The DUP’s Sir Jeffrey Donaldson has said he was not aware of an alleged side deal which Sinn Fein claims to have secured with London to release funding for legacy inquests.
In 2016 the Lord Chief Justice requested £10m for inquests into 50 Troubles related deaths, however the money has not yet been released.
On the BBC’s ‘The View’ on Thursday Sinn Fein MLA Gerry Kelly claimed his party had reached an agreement with London to release the money.
He insisted the DUP had been aware of the side talks, happening in parallel to those on Irish language legislation, which a surprised Mr Donaldson “absolutely” rejected.
The row began when Mr Kelly said legacy issues were the priority to break the deadlock. “Give the money to the Lord Chief Justice, he has nothing to do with politics, let him get on with that,” he said.
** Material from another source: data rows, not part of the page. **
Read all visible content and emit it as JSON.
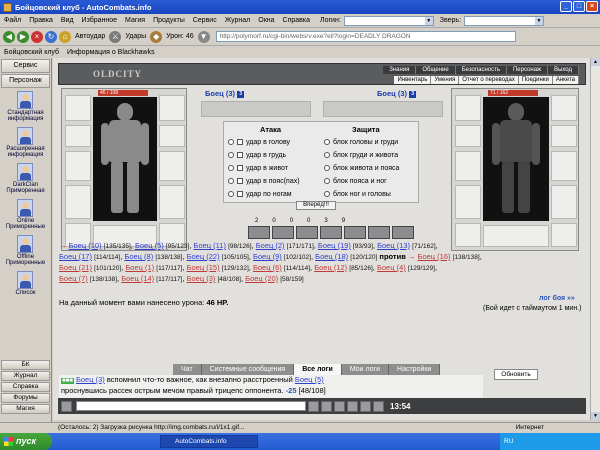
{
  "window": {
    "title": "Бойцовский клуб - AutoCombats.info"
  },
  "menu": {
    "items": [
      "Файл",
      "Правка",
      "Вид",
      "Избранное",
      "Магия",
      "Продукты",
      "Сервис",
      "Журнал",
      "Окна",
      "Справка"
    ],
    "login_label": "Логин:",
    "beast_label": "Зверь:"
  },
  "toolbar": {
    "autoattack_label": "Автоудар",
    "hits_label": "Удары",
    "damage_label": "Урон: 46",
    "address": "http://polymorf.ru/cgi-bin/websrv.exe?ell?login=DEADLY DRAGON"
  },
  "tabs": {
    "left": "Бойцовский клуб",
    "right": "Информация о Blackhawks"
  },
  "sidebar": {
    "top_buttons": [
      "Сервис",
      "Персонаж"
    ],
    "items": [
      "Стандартная информация",
      "Расширенная информация",
      "DarkClan Приморенная",
      "Online Приморенные",
      "Offline Приморенные",
      "Список"
    ],
    "bottom_buttons": [
      "БК",
      "Журнал",
      "Справка",
      "Форумы",
      "Магия"
    ]
  },
  "game": {
    "logo": "OLDCITY",
    "topnav": [
      "Знания",
      "Общение",
      "Безопасность",
      "Персонаж",
      "Выход"
    ],
    "subnav": [
      "Инвентарь",
      "Умения",
      "Отчет о переводах",
      "Поединки",
      "Анкета"
    ],
    "left_fighter": {
      "name": "Боец (3)",
      "level": "3",
      "hp": "46 / 108"
    },
    "right_fighter": {
      "name": "Боец (3)",
      "level": "3",
      "hp": "71 / 162"
    },
    "attack_header": "Атака",
    "defense_header": "Защита",
    "attacks": [
      "удар в голову",
      "удар в грудь",
      "удар в живот",
      "удар в пояс(пах)",
      "удар по ногам"
    ],
    "defenses": [
      "блок головы и груди",
      "блок груди и живота",
      "блок живота и пояса",
      "блок пояса и ног",
      "блок ног и головы"
    ],
    "forward_button": "Вперёд!!!",
    "ability_counts": [
      "2",
      "0",
      "0",
      "0",
      "3",
      "9"
    ],
    "roster_line1": [
      {
        "name": "Боец (10)",
        "hp": "[135/135]"
      },
      {
        "name": "Боец (5)",
        "hp": "[95/123]"
      },
      {
        "name": "Боец (11)",
        "hp": "[98/126]"
      },
      {
        "name": "Боец (2)",
        "hp": "[171/171]"
      },
      {
        "name": "Боец (19)",
        "hp": "[93/93]"
      },
      {
        "name": "Боец (13)",
        "hp": "[71/162]"
      }
    ],
    "roster_line2": [
      {
        "name": "Боец (17)",
        "hp": "[114/114]"
      },
      {
        "name": "Боец (8)",
        "hp": "[138/138]"
      },
      {
        "name": "Боец (22)",
        "hp": "[105/105]"
      },
      {
        "name": "Боец (9)",
        "hp": "[102/102]"
      },
      {
        "name": "Боец (18)",
        "hp": "[120/120]"
      }
    ],
    "versus": "против",
    "roster_line2_red": {
      "name": "Боец (16)",
      "hp": "[138/138]"
    },
    "roster_line3_red": [
      {
        "name": "Боец (21)",
        "hp": "[101/120]"
      },
      {
        "name": "Боец (1)",
        "hp": "[117/117]"
      },
      {
        "name": "Боец (15)",
        "hp": "[129/132]"
      },
      {
        "name": "Боец (6)",
        "hp": "[114/114]"
      },
      {
        "name": "Боец (12)",
        "hp": "[85/126]"
      },
      {
        "name": "Боец (4)",
        "hp": "[129/129]"
      },
      {
        "name": "Боец (7)",
        "hp": "[138/138]"
      },
      {
        "name": "Боец (14)",
        "hp": "[117/117]"
      },
      {
        "name": "Боец (3)",
        "hp": "[48/108]"
      },
      {
        "name": "Боец (20)",
        "hp": "[58/159]"
      }
    ],
    "damage_text": "На данный момент вами нанесено урона:",
    "damage_value": "46 HP.",
    "log_link": "лог боя »»",
    "timeout_text": "(Бой идет с таймаутом 1 мин.)"
  },
  "log": {
    "tabs": [
      "Чат",
      "Системные сообщения",
      "Все логи",
      "Мои логи",
      "Настройки"
    ],
    "active_tab": "Все логи",
    "refresh_button": "Обновить",
    "entry": {
      "actor": "Боец (3)",
      "text1": "вспомнил что-то важное, как внезапно расстроенный",
      "target": "Боец (5)",
      "text2": "проснувшись рассек острым мечом правый трицепс оппонента.",
      "damage": "-25",
      "hp": "[48/108]"
    },
    "clock": "13:54"
  },
  "statusbar": {
    "text": "(Осталось: 2) Загрузка рисунка http://img.combats.ru/i/1x1.gif...",
    "zone": "Интернет"
  },
  "taskbar": {
    "start": "пуск",
    "task": "AutoCombats.info",
    "tray": "RU"
  }
}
London had also agreed that a statute of limitations on Troubles prosecutions would not be part of a forthcoming public consultation on legacy issues, he added.
But Mr Donaldson said his party were not aware of any such side deal: “I am our party’s representative on legacy issues and I am certainly not aware of - and was not aware of - the government agreeing with Sinn Fein that they were going to hand over money for inquests.”
Responding to claims he had been left “out in the cold” by his own party, Mr Donaldson told presenter Mark Carruthers: “Hold on - you are accepting a version of events from Gerry Kelly”.
The MP insisted that internal DUP communications were “excellent” and rejected suggestions that he had been “blindsided” by his own party.
Mr Carruthers challenged Mr Kelly to produce evidence to prove his claims “because otherwise we just have to take your word for it”.
But Mr Kelly responded that he was not authorised to do so, to which Mr Carruthers replied that it was therefore his word against Sir Jeffrey’s that any deal had been done.
The Northern Ireland Office issued a statement about the row on Friday, stating that all discussions with parties were conditional on an overall deal - and that it had announced £140m as long ago as 2014 to support legacy reform.